Mary K. Spears, who has been a caregiver for more than 20 years and serves as president of the nonprofit My Places Community Events, which connects people who use home-based services, worries about more than just the physical impact on patients.

"Having the ability to walk in and see someone smile and greet you reduces that social anxiety we can all get when going into new things," Spears said.

She believes the psychological impact could be devastating.

"Death isn't the worst part,” Spears said. “Imagine knowing that if not for one thing, you would have everything good for your life, be able to live your life. And not only knowing what that's like, having that, and then having it taken away.”

Caregivers argue that cutting these programs could actually cost the state more money in the long run.

"We are cheaper. They pay us way less money than they have to pay an assisted living or any other facility they go to," Ute Hathaway explained.

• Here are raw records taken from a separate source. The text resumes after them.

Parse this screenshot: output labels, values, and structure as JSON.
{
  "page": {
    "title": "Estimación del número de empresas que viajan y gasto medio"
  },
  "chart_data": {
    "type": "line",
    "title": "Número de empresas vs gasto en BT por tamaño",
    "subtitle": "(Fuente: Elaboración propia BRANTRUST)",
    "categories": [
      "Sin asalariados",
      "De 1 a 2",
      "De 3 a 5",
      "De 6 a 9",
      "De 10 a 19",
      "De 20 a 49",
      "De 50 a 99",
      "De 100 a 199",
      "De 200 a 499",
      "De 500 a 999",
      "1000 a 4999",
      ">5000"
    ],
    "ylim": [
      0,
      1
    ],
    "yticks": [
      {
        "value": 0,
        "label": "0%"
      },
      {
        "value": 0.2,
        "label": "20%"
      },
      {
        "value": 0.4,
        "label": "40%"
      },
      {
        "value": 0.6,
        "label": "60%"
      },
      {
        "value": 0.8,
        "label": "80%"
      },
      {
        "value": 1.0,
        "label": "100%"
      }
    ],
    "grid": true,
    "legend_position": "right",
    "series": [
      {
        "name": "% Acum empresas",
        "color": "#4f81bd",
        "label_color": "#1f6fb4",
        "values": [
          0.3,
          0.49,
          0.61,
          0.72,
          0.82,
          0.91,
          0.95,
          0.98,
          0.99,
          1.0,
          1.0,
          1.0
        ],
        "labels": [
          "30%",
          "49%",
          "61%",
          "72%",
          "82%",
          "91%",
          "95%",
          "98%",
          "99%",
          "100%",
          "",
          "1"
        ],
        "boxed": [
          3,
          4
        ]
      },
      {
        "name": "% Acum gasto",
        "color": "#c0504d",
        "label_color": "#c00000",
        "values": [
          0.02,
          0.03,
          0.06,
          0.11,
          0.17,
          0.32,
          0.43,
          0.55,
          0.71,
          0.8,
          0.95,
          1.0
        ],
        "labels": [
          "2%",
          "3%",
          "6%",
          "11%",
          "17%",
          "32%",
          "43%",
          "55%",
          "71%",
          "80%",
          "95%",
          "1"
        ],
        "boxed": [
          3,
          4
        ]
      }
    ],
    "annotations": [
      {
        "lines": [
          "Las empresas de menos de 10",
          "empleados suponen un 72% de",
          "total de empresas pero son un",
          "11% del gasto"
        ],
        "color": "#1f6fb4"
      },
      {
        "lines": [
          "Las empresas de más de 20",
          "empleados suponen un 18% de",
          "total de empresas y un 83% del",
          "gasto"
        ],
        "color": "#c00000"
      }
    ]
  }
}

RELATED | Idaho lawmakers weigh future of Medicaid expansion and its budget impact as session nears

Republican Representative Josh Tanner believes that HCBS is an essential program under Medicaid, but there is little flexibility in what gets cut.

"The federal government hasn't given us the tools to kind of modify it for Idaho, the little tiny levers to pull. They give us massive levers. Either you can have the program, or you can't have the program," Tanner said. "If you get rid of everything else that you possibly can, you still have too large of a budget in there, then it's what, which one of those actually gets cut. I think that one is a really tough one if you were to actually try to cut that one.”

If services are cut, caregivers said the impact would be felt on both sides, by patients and by the workers who care for them.

"I hope I'm not going nowhere," Lafferty said. I would be so devastated."

The Hathaways, who have been providing care for 15 years, worry about their future employment prospects.

"I'm 60, my husband is 64, we're at the age now where it would be hard to find a job for us to work at our age," Ute Hathaway said.